Q2. Won't a home annuity lose money if my house price goes up?
no. If the value of your home increases, the amount of money you return to your heirs in a later settlement will increase, so it's not a loss because the increase in value will eventually go to your children. In fact, it's an excellent protection against down markets because the initial annuity amount will not be reduced if the value of your home falls.
Q3. What about investing in office buildings or commercial real estate for retirement?
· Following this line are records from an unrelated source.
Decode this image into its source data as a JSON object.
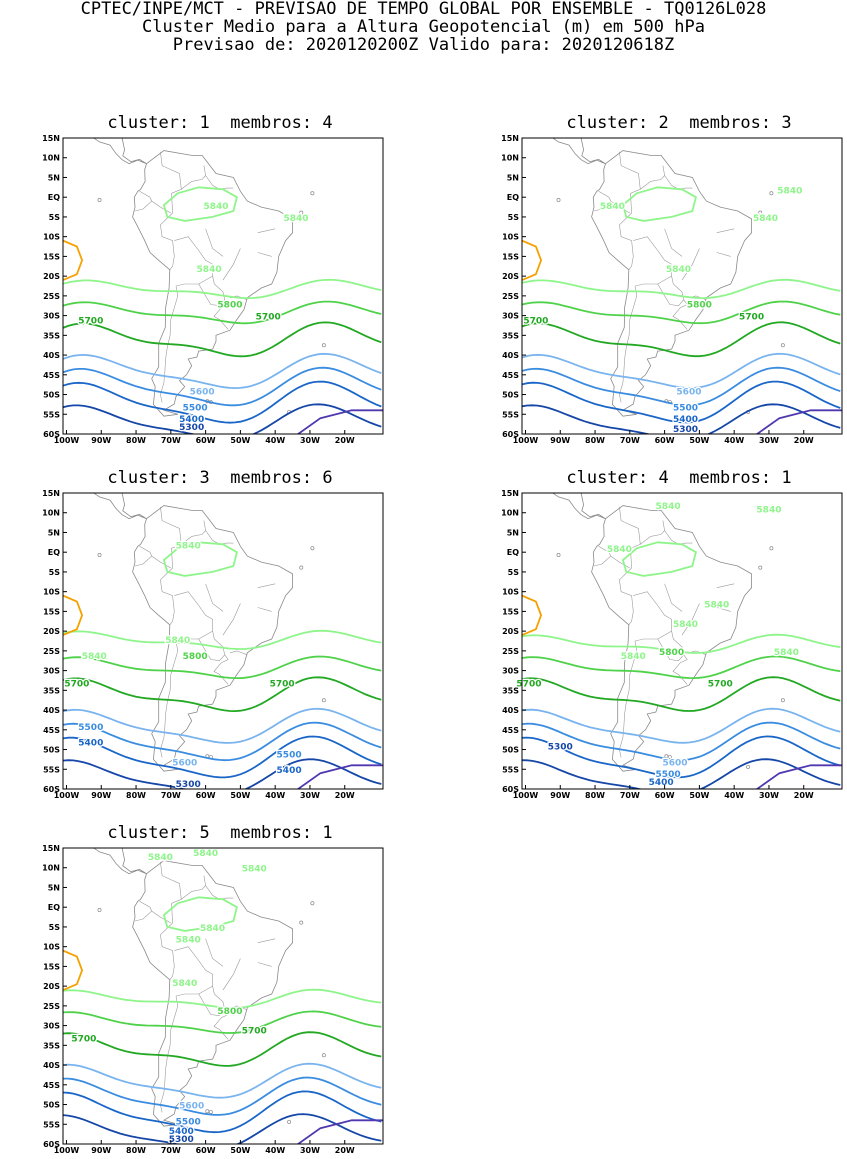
{
  "header": {
    "line1": "CPTEC/INPE/MCT - PREVISAO DE TEMPO GLOBAL POR ENSEMBLE - TQ0126L028",
    "line2": "Cluster Medio para a Altura Geopotencial (m) em 500 hPa",
    "line3": "Previsao de: 2020120200Z   Valido para: 2020120618Z"
  },
  "axes": {
    "y_labels": [
      "15N",
      "10N",
      "5N",
      "EQ",
      "5S",
      "10S",
      "15S",
      "20S",
      "25S",
      "30S",
      "35S",
      "40S",
      "45S",
      "50S",
      "55S",
      "60S"
    ],
    "x_labels": [
      "100W",
      "90W",
      "80W",
      "70W",
      "60W",
      "50W",
      "40W",
      "30W",
      "20W"
    ],
    "lon_range": [
      -101,
      -9
    ],
    "lat_range": [
      -60,
      15
    ]
  },
  "contour_colors": {
    "5840": "#8ef58a",
    "5800": "#4fd24a",
    "5700": "#22a822",
    "5600": "#7ab4ee",
    "5500": "#3a8ce0",
    "5400": "#1a66c8",
    "5300": "#1546a8",
    "high": "#f5a100",
    "low": "#5038b0"
  },
  "panels": [
    {
      "cluster_word": "cluster:",
      "cluster": "1",
      "members_word": "membros:",
      "members": "4",
      "labels": [
        [
          "5840",
          -57,
          -3
        ],
        [
          "5840",
          -34,
          -6
        ],
        [
          "5840",
          -59,
          -19
        ],
        [
          "5800",
          -53,
          -28
        ],
        [
          "5700",
          -93,
          -32
        ],
        [
          "5700",
          -42,
          -31
        ],
        [
          "5600",
          -61,
          -50
        ],
        [
          "5500",
          -63,
          -54
        ],
        [
          "5400",
          -64,
          -57
        ],
        [
          "5300",
          -64,
          -59
        ]
      ]
    },
    {
      "cluster_word": "cluster:",
      "cluster": "2",
      "members_word": "membros:",
      "members": "3",
      "labels": [
        [
          "5840",
          -24,
          1
        ],
        [
          "5840",
          -75,
          -3
        ],
        [
          "5840",
          -31,
          -6
        ],
        [
          "5840",
          -56,
          -19
        ],
        [
          "5800",
          -50,
          -28
        ],
        [
          "5700",
          -97,
          -32
        ],
        [
          "5700",
          -35,
          -31
        ],
        [
          "5600",
          -53,
          -50
        ],
        [
          "5500",
          -54,
          -54
        ],
        [
          "5400",
          -54,
          -57
        ],
        [
          "5300",
          -54,
          -59.5
        ]
      ]
    },
    {
      "cluster_word": "cluster:",
      "cluster": "3",
      "members_word": "membros:",
      "members": "6",
      "labels": [
        [
          "5840",
          -65,
          1
        ],
        [
          "5840",
          -92,
          -27
        ],
        [
          "5840",
          -68,
          -23
        ],
        [
          "5800",
          -63,
          -27
        ],
        [
          "5700",
          -97,
          -34
        ],
        [
          "5700",
          -38,
          -34
        ],
        [
          "5500",
          -93,
          -45
        ],
        [
          "5400",
          -93,
          -49
        ],
        [
          "5600",
          -66,
          -54
        ],
        [
          "5500",
          -36,
          -52
        ],
        [
          "5400",
          -36,
          -56
        ],
        [
          "5300",
          -65,
          -59.5
        ]
      ]
    },
    {
      "cluster_word": "cluster:",
      "cluster": "4",
      "members_word": "membros:",
      "members": "1",
      "labels": [
        [
          "5840",
          -59,
          11
        ],
        [
          "5840",
          -30,
          10
        ],
        [
          "5840",
          -73,
          0
        ],
        [
          "5840",
          -45,
          -14
        ],
        [
          "5840",
          -25,
          -26
        ],
        [
          "5840",
          -54,
          -19
        ],
        [
          "5840",
          -69,
          -27
        ],
        [
          "5800",
          -58,
          -26
        ],
        [
          "5700",
          -99,
          -34
        ],
        [
          "5700",
          -44,
          -34
        ],
        [
          "5300",
          -90,
          -50
        ],
        [
          "5600",
          -57,
          -54
        ],
        [
          "5500",
          -59,
          -57
        ],
        [
          "5400",
          -61,
          -59
        ]
      ]
    },
    {
      "cluster_word": "cluster:",
      "cluster": "5",
      "members_word": "membros:",
      "members": "1",
      "labels": [
        [
          "5840",
          -73,
          12
        ],
        [
          "5840",
          -60,
          13
        ],
        [
          "5840",
          -46,
          9
        ],
        [
          "5840",
          -65,
          -9
        ],
        [
          "5840",
          -58,
          -6
        ],
        [
          "5840",
          -66,
          -20
        ],
        [
          "5800",
          -53,
          -27
        ],
        [
          "5700",
          -95,
          -34
        ],
        [
          "5700",
          -46,
          -32
        ],
        [
          "5600",
          -64,
          -51
        ],
        [
          "5500",
          -65,
          -55
        ],
        [
          "5400",
          -67,
          -57.5
        ],
        [
          "5300",
          -67,
          -59.5
        ]
      ]
    }
  ]
}
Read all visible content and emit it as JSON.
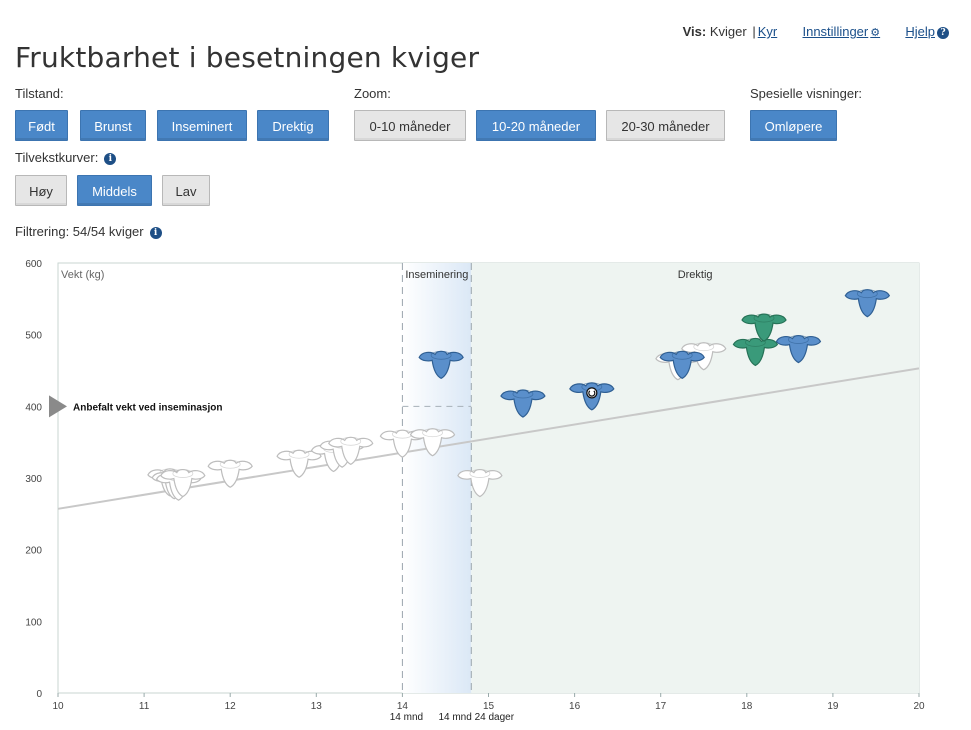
{
  "page": {
    "title": "Fruktbarhet i besetningen kviger"
  },
  "topnav": {
    "vis_label": "Vis:",
    "vis_current": "Kviger",
    "separator": "|",
    "vis_alt": "Kyr",
    "settings": "Innstillinger",
    "settings_icon": "gear-icon",
    "help": "Hjelp",
    "help_icon": "question-circle-icon"
  },
  "tilstand": {
    "label": "Tilstand:",
    "buttons": [
      "Født",
      "Brunst",
      "Inseminert",
      "Drektig"
    ]
  },
  "zoom": {
    "label": "Zoom:",
    "buttons": [
      "0-10 måneder",
      "10-20 måneder",
      "20-30 måneder"
    ],
    "active": "10-20 måneder"
  },
  "special": {
    "label": "Spesielle visninger:",
    "buttons": [
      "Omløpere"
    ]
  },
  "curves": {
    "label": "Tilvekstkurver:",
    "buttons": [
      "Høy",
      "Middels",
      "Lav"
    ],
    "active": "Middels"
  },
  "filter": {
    "text": "Filtrering: 54/54 kviger"
  },
  "colors": {
    "accent": "#4a87c8",
    "inseminert": "#5a8fcb",
    "drektig_dark": "#3a9a7a",
    "drektig_bg": "#eef4f1",
    "insem_band": "#dbe8f6"
  },
  "chart_data": {
    "type": "scatter",
    "ylabel": "Vekt (kg)",
    "xlim": [
      10,
      20
    ],
    "ylim": [
      0,
      600
    ],
    "x_ticks": [
      10,
      11,
      12,
      13,
      14,
      15,
      16,
      17,
      18,
      19,
      20
    ],
    "y_ticks": [
      0,
      100,
      200,
      300,
      400,
      500,
      600
    ],
    "zones": [
      {
        "label": "Inseminering",
        "x_start": 14.0,
        "x_end": 14.8
      },
      {
        "label": "Drektig",
        "x_start": 14.8,
        "x_end": 20
      }
    ],
    "vline_labels": [
      "14 mnd",
      "14 mnd 24 dager"
    ],
    "recommended": {
      "label": "Anbefalt vekt ved inseminasjon",
      "y": 400
    },
    "growth_curve": {
      "x": [
        10,
        20
      ],
      "y": [
        257,
        453
      ]
    },
    "series": [
      {
        "name": "Født",
        "points": [
          {
            "x": 11.3,
            "y": 296
          },
          {
            "x": 11.35,
            "y": 292
          },
          {
            "x": 11.4,
            "y": 290
          },
          {
            "x": 11.45,
            "y": 295
          },
          {
            "x": 12.0,
            "y": 308
          },
          {
            "x": 12.8,
            "y": 322
          },
          {
            "x": 13.2,
            "y": 330
          },
          {
            "x": 13.3,
            "y": 336
          },
          {
            "x": 13.4,
            "y": 340
          },
          {
            "x": 14.0,
            "y": 350
          },
          {
            "x": 14.35,
            "y": 352
          },
          {
            "x": 14.9,
            "y": 295
          },
          {
            "x": 17.2,
            "y": 458
          },
          {
            "x": 17.5,
            "y": 472
          }
        ]
      },
      {
        "name": "Inseminert",
        "points": [
          {
            "x": 14.45,
            "y": 460
          },
          {
            "x": 15.4,
            "y": 406
          },
          {
            "x": 16.2,
            "y": 416
          },
          {
            "x": 17.25,
            "y": 460
          },
          {
            "x": 18.6,
            "y": 482
          },
          {
            "x": 19.4,
            "y": 546
          }
        ]
      },
      {
        "name": "Drektig",
        "points": [
          {
            "x": 18.1,
            "y": 478
          },
          {
            "x": 18.2,
            "y": 512
          }
        ]
      }
    ]
  }
}
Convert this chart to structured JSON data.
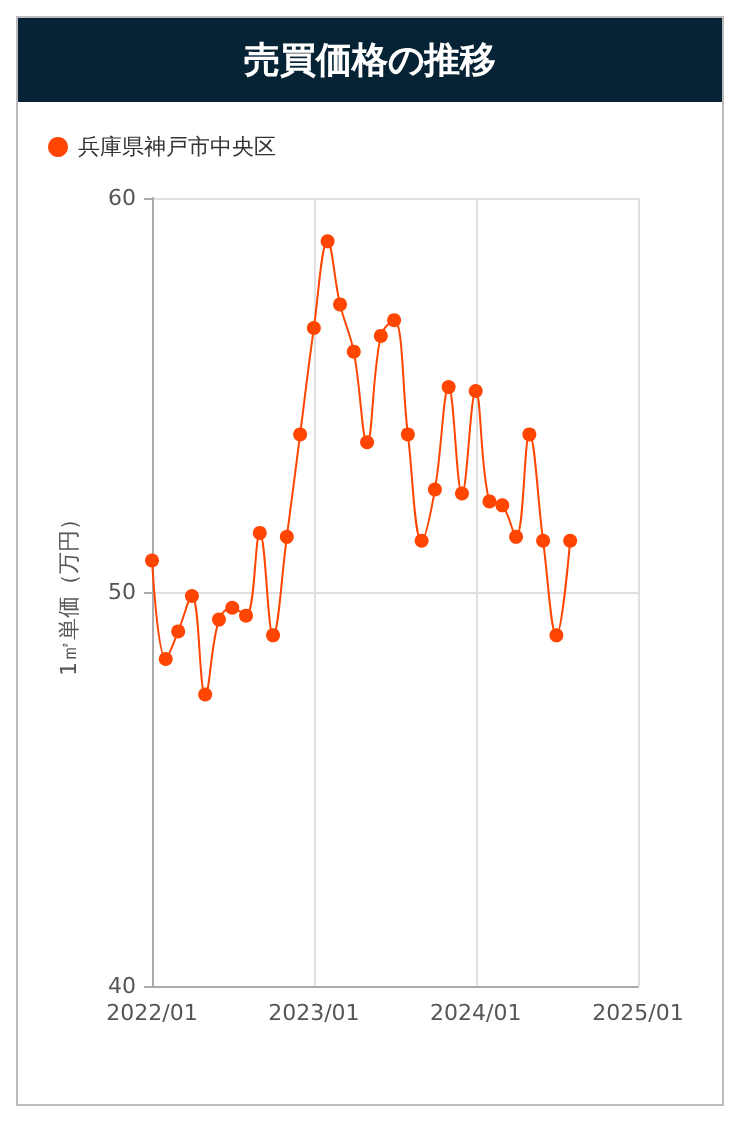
{
  "chart_data": {
    "type": "line",
    "title": "売買価格の推移",
    "ylabel": "1㎡単価（万円）",
    "x": [
      "2022-01",
      "2022-02",
      "2022-03",
      "2022-04",
      "2022-05",
      "2022-06",
      "2022-07",
      "2022-08",
      "2022-09",
      "2022-10",
      "2022-11",
      "2022-12",
      "2023-01",
      "2023-02",
      "2023-03",
      "2023-04",
      "2023-05",
      "2023-06",
      "2023-07",
      "2023-08",
      "2023-09",
      "2023-10",
      "2023-11",
      "2023-12",
      "2024-01",
      "2024-02",
      "2024-03",
      "2024-04",
      "2024-05",
      "2024-06",
      "2024-07",
      "2024-08"
    ],
    "series": [
      {
        "name": "兵庫県神戸市中央区",
        "color": "#ff4500",
        "values": [
          50.8,
          48.3,
          49.0,
          49.9,
          47.4,
          49.3,
          49.6,
          49.4,
          51.5,
          48.9,
          51.4,
          54.0,
          56.7,
          58.9,
          57.3,
          56.1,
          53.8,
          56.5,
          56.9,
          54.0,
          51.3,
          52.6,
          55.2,
          52.5,
          55.1,
          52.3,
          52.2,
          51.4,
          54.0,
          51.3,
          48.9,
          51.3
        ]
      }
    ],
    "xlim": [
      "2022-01",
      "2025-01"
    ],
    "xticks": [
      {
        "value": "2022-01",
        "label": "2022/01"
      },
      {
        "value": "2023-01",
        "label": "2023/01"
      },
      {
        "value": "2024-01",
        "label": "2024/01"
      },
      {
        "value": "2025-01",
        "label": "2025/01"
      }
    ],
    "ylim": [
      40,
      60
    ],
    "yticks": [
      40,
      50,
      60
    ],
    "grid": true,
    "legend": "top left",
    "marker": "circle",
    "line_style": "solid"
  }
}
while the rental income is attractive, you need to consider vacancy risk, taxes, and health insurance premiums, which can skyrocket depending on your rental income and property score, especially if you switch to a local plan. more recently, REITs and monthly dividend ETFs have emerged as alternatives due to their lower management burden and fewer tax issues.
Q4. How much does a single person need to save for retirement?
according to Statistics Korea, the cost of living for a single person is around KRW 1.7 million to KRW 2 million. while food and other expenses are lower than for a couple, fixed expenses such as housing and maintenance are not half as high. You also need to have a larger reserve for medical expenses, such as nursing care, since you likely won't have family to take care of you if you get sick.
Q5. Is it better to take a lump sum or an annuity in retirement?
from a tax perspective, taking an annuity is overwhelmingly favorable. you can save 30 percent to 40 percent on retirement income taxes if you take your money as an annuity. we recommend taking an annuity as a general rule, to avoid the risk of taking a lump sum and getting ripped off or scammed.